The work of Paul Klee, the focus of a retrospective at the Kunsthalle Basel in 1929, provided another strong influence on Oppenheim, arousing her to the possibilities of abstraction.

In May 1932, at the age of 18, Oppenheim moved to Paris from Basel, Switzerland and sporadically attended the Académie de la Grande Chaumière to study painting. Her first studio was a hotel room at Montparnasse Hotel in Paris. At this time she produced mainly paintings and drawings. In 1933, Oppenheim met Hans Arp and Alberto Giacometti. After visiting her studio and seeing her work, Arp and Giacometti invited her to participate in the Surrealist exhibition in the “Salon des Surindépendants,” held in Paris between 27 October and 26 November. Oppenheim later met André Breton and began to participate in meetings at the Café de la Place Blanche with the Surrealist circle. She impressed the surrealists with her uninhibited behavior. Shortly after she began to attend meetings regularly with Breton and other acquaintances, Oppenheim's circle was joined by other Surrealist artists such as Marcel Duchamp, Max Ernst, and Man Ray. The conceptual approach favored by Marcel Duchamp, Max Ernst, and Francis Picabia became important to her work.

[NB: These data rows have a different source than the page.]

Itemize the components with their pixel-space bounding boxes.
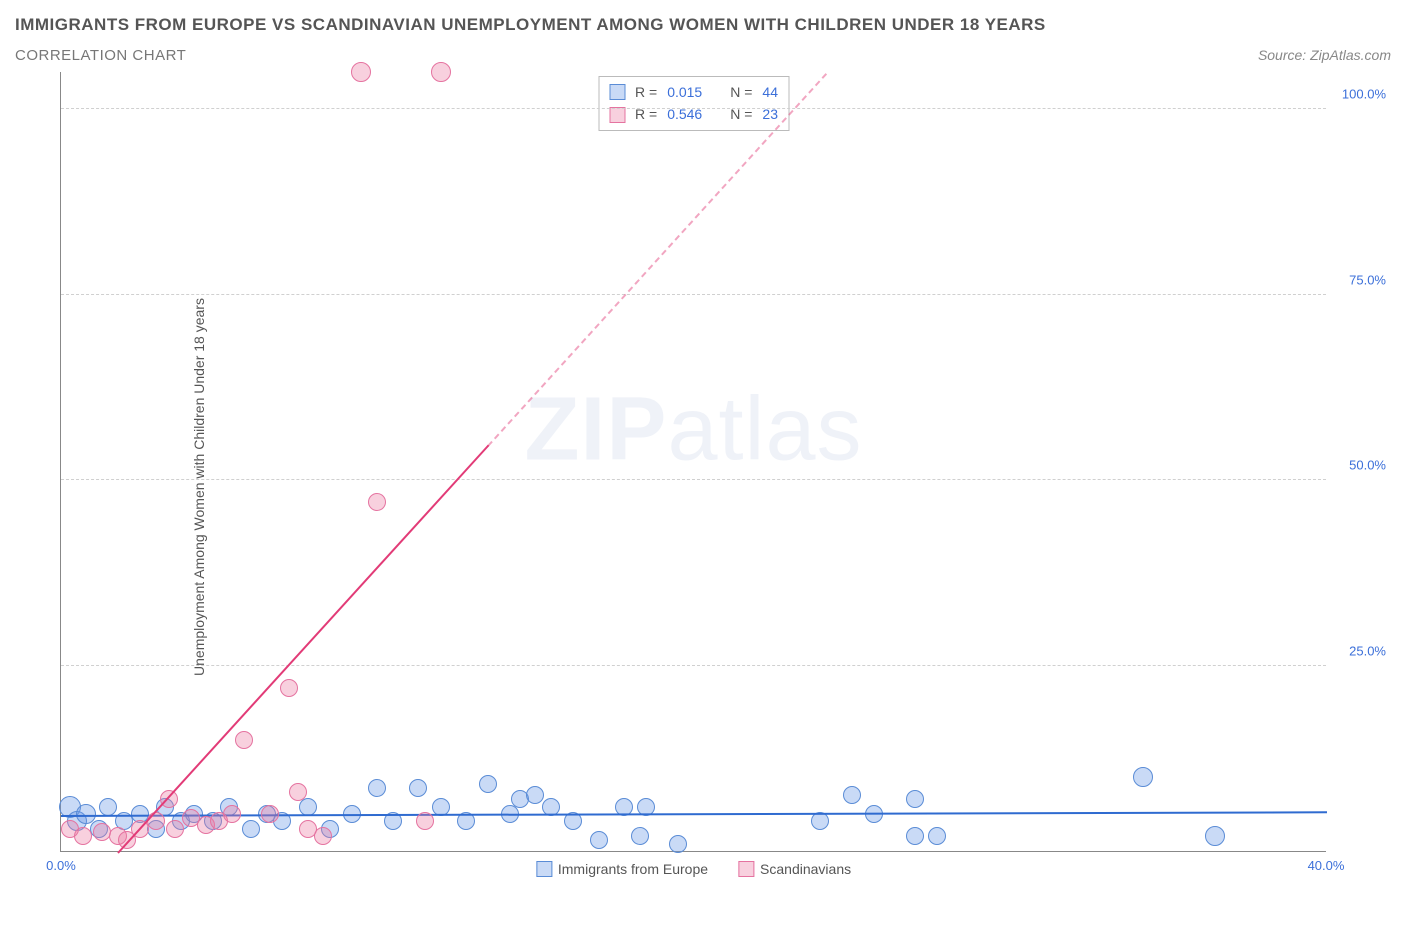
gridline bbox=[61, 294, 1326, 295]
chart-subtitle: CORRELATION CHART bbox=[15, 47, 186, 64]
stats-legend-box: R = 0.015 N = 44 R = 0.546 N = 23 bbox=[598, 76, 789, 131]
y-tick-label: 25.0% bbox=[1349, 643, 1386, 658]
europe-point bbox=[526, 786, 544, 804]
legend-label: Scandinavians bbox=[760, 861, 851, 877]
legend-item: Scandinavians bbox=[738, 861, 851, 877]
correlation-chart: Unemployment Among Women with Children U… bbox=[15, 72, 1391, 902]
gridline bbox=[61, 665, 1326, 666]
x-tick-label: 0.0% bbox=[46, 858, 76, 873]
gridline bbox=[61, 108, 1326, 109]
swatch-europe bbox=[609, 84, 625, 100]
europe-trendline bbox=[61, 811, 1327, 817]
europe-point bbox=[631, 827, 649, 845]
europe-point bbox=[479, 775, 497, 793]
legend-swatch bbox=[536, 861, 552, 877]
stat-r-value: 0.546 bbox=[667, 103, 702, 125]
europe-point bbox=[906, 790, 924, 808]
stats-row-europe: R = 0.015 N = 44 bbox=[609, 81, 778, 103]
stat-r-value: 0.015 bbox=[667, 81, 702, 103]
scandinavian-point bbox=[235, 731, 253, 749]
europe-point bbox=[843, 786, 861, 804]
legend-swatch bbox=[738, 861, 754, 877]
europe-point bbox=[811, 812, 829, 830]
source-prefix: Source: bbox=[1258, 47, 1310, 63]
europe-point bbox=[99, 798, 117, 816]
scandinavian-point bbox=[368, 493, 386, 511]
europe-point bbox=[906, 827, 924, 845]
stat-r-label: R = bbox=[635, 103, 657, 125]
bottom-legend: Immigrants from Europe Scandinavians bbox=[536, 861, 851, 877]
europe-point bbox=[299, 798, 317, 816]
y-tick-label: 50.0% bbox=[1349, 458, 1386, 473]
scandinavian-point bbox=[351, 62, 371, 82]
stat-n-label: N = bbox=[730, 81, 752, 103]
scandinavian-point bbox=[289, 783, 307, 801]
europe-point bbox=[242, 820, 260, 838]
watermark-zip: ZIP bbox=[524, 380, 667, 480]
scandinavian-point bbox=[74, 827, 92, 845]
europe-point bbox=[432, 798, 450, 816]
subtitle-row: CORRELATION CHART Source: ZipAtlas.com bbox=[15, 47, 1391, 64]
scandinavian-point bbox=[223, 805, 241, 823]
europe-point bbox=[409, 779, 427, 797]
stat-n-label: N = bbox=[730, 103, 752, 125]
page-title: IMMIGRANTS FROM EUROPE VS SCANDINAVIAN U… bbox=[15, 15, 1391, 35]
stats-row-scandinavian: R = 0.546 N = 23 bbox=[609, 103, 778, 125]
y-tick-label: 100.0% bbox=[1342, 87, 1386, 102]
stat-n-value: 44 bbox=[762, 81, 778, 103]
europe-point bbox=[928, 827, 946, 845]
scandinavian-point bbox=[314, 827, 332, 845]
europe-point bbox=[368, 779, 386, 797]
europe-point bbox=[669, 835, 687, 853]
source-name: ZipAtlas.com bbox=[1310, 47, 1391, 63]
legend-item: Immigrants from Europe bbox=[536, 861, 708, 877]
europe-point bbox=[1205, 826, 1225, 846]
scandinavian-point bbox=[431, 62, 451, 82]
scandinavian-point bbox=[280, 679, 298, 697]
scandinavian-point bbox=[166, 820, 184, 838]
source-attribution: Source: ZipAtlas.com bbox=[1258, 47, 1391, 63]
watermark: ZIPatlas bbox=[524, 379, 862, 482]
scandinavian-point bbox=[261, 805, 279, 823]
legend-label: Immigrants from Europe bbox=[558, 861, 708, 877]
stat-n-value: 23 bbox=[762, 103, 778, 125]
stat-r-label: R = bbox=[635, 81, 657, 103]
europe-point bbox=[1133, 767, 1153, 787]
watermark-atlas: atlas bbox=[667, 380, 862, 480]
y-tick-label: 75.0% bbox=[1349, 272, 1386, 287]
gridline bbox=[61, 479, 1326, 480]
europe-point bbox=[590, 831, 608, 849]
scandinavian-point bbox=[416, 812, 434, 830]
plot-area: ZIPatlas R =0.015N =44R =0.546N =23 Immi… bbox=[60, 72, 1326, 852]
x-tick-label: 40.0% bbox=[1308, 858, 1345, 873]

After Oppenheim moved to Paris, her first contacts became Alberto Giacommetti and Hans Arp. She was then introduced to Marcel Duchamp and Man Ray, and was in 1936 asked to exhibit her work in a show at the Museum of Modern Art in New York. Her paintings were hung alongside those in the Paris and New York art scenes, including Salvador Dali and Giacommetti. After the exhibion of Object Man Ray annointed Oppenheim as "Surrealism's 'muse.'"

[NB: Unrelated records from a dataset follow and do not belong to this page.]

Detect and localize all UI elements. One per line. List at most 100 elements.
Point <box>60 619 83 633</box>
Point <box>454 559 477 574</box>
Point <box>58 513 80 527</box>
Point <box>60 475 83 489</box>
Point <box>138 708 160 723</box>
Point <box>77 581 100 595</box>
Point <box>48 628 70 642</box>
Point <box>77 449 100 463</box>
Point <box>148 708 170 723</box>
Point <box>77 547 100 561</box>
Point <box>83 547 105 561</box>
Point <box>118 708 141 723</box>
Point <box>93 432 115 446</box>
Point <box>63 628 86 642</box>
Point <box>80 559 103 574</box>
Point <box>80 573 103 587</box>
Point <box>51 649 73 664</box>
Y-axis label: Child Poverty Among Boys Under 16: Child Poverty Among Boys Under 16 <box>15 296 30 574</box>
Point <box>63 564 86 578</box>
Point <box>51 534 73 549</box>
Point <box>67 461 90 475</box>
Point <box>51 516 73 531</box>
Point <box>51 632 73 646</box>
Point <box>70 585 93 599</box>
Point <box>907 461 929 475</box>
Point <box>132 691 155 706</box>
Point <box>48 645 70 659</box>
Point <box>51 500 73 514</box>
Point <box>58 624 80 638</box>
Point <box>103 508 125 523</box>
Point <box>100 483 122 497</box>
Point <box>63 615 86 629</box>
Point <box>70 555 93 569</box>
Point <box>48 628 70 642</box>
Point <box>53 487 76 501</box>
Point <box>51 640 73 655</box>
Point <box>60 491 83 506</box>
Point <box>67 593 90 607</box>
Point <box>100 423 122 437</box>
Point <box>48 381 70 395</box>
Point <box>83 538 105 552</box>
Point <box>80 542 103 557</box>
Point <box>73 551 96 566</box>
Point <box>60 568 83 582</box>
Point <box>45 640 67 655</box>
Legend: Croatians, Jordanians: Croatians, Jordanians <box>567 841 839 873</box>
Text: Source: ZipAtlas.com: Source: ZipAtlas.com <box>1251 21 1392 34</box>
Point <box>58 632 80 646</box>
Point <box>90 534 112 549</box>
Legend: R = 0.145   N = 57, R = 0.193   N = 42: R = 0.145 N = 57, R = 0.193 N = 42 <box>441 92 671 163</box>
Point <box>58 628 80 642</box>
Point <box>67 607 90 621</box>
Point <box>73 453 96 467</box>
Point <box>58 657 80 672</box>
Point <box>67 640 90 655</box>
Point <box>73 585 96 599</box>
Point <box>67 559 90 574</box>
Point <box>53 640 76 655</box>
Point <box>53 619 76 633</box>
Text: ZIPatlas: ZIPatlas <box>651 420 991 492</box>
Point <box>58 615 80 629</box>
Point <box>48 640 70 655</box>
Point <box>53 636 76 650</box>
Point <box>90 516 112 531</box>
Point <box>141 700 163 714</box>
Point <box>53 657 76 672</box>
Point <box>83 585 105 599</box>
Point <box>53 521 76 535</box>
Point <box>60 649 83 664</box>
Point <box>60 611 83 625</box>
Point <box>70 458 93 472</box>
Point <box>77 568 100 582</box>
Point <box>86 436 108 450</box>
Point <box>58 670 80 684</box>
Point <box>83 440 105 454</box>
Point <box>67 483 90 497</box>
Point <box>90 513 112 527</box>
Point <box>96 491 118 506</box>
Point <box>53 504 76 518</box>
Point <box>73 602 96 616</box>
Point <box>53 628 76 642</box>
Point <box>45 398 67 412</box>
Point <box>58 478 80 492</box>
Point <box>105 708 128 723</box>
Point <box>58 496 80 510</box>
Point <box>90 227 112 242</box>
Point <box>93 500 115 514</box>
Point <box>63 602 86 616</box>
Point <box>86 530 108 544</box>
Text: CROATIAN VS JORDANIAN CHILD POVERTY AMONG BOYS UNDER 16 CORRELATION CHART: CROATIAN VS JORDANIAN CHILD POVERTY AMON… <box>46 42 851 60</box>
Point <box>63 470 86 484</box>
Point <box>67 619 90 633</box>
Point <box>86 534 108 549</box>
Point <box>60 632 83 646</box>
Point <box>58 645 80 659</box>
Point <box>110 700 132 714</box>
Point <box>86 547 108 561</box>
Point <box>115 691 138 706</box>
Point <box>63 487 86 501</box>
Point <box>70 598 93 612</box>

Oppenheim fit in with the Surrealists because she was seeking "acceptance and approval for the way she was living her life." She was skeptical of any concrete ideology, and Surrealism allowed her to experiment within her art. This is evident in her painting Sitting Figure with Shrunken Fingers, which has been described as "sexless, featureless, placeless...a portrait of the attitude of its maker."

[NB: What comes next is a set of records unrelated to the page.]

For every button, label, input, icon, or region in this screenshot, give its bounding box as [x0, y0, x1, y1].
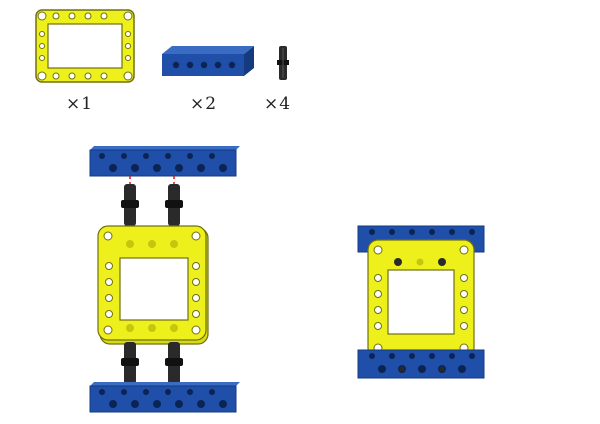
- qty-yellow-frame: ×1: [66, 94, 94, 114]
- assembled-bottom-beam: [357, 349, 485, 379]
- lower-pins: [121, 342, 183, 384]
- black-pin-icon: [277, 46, 289, 80]
- bottom-blue-beam: [89, 382, 240, 413]
- yellow-frame-icon: [35, 9, 135, 83]
- guide-lines: [129, 176, 175, 386]
- assembled-frame: [367, 239, 475, 359]
- upper-pins: [121, 184, 183, 226]
- yellow-frame-exploded: [97, 225, 209, 345]
- assembled-top-beam: [357, 225, 485, 253]
- qty-blue-beam: ×2: [190, 94, 218, 114]
- blue-beam-icon: [162, 46, 254, 76]
- qty-black-pin: ×4: [264, 94, 292, 114]
- top-blue-beam: [89, 146, 240, 177]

Oppenheim experimented with diverse styles throughout her career, including while she identified as a Surrealist. She experimented with “veristic surrealism” and had a quality of openness that allowed her work to maintain relevance. Unlike other Surrealists that viewed dreams as a way to unlock the subconscious, Oppenheim used painting and her dreams as an “analogy to its (the subconsciousness’) forms. Likewise, Oppenheim used versatile symbols, partly influenced by Carl Jung, that provided mystery and ambiguity. Similarly, unlike other Surrealists Oppenheim used symbols with a “fluid and changeable impact” and produced works that were cohesive through frequent and organized ideas rather than formal language. To direct viewers towards her meaning, she would strategically title her works.

Nonetheless, Oppenheim’s Object persists as an example of “Surrealist fetishism,” as its function follows its form; the fur on the cup renders it not functional.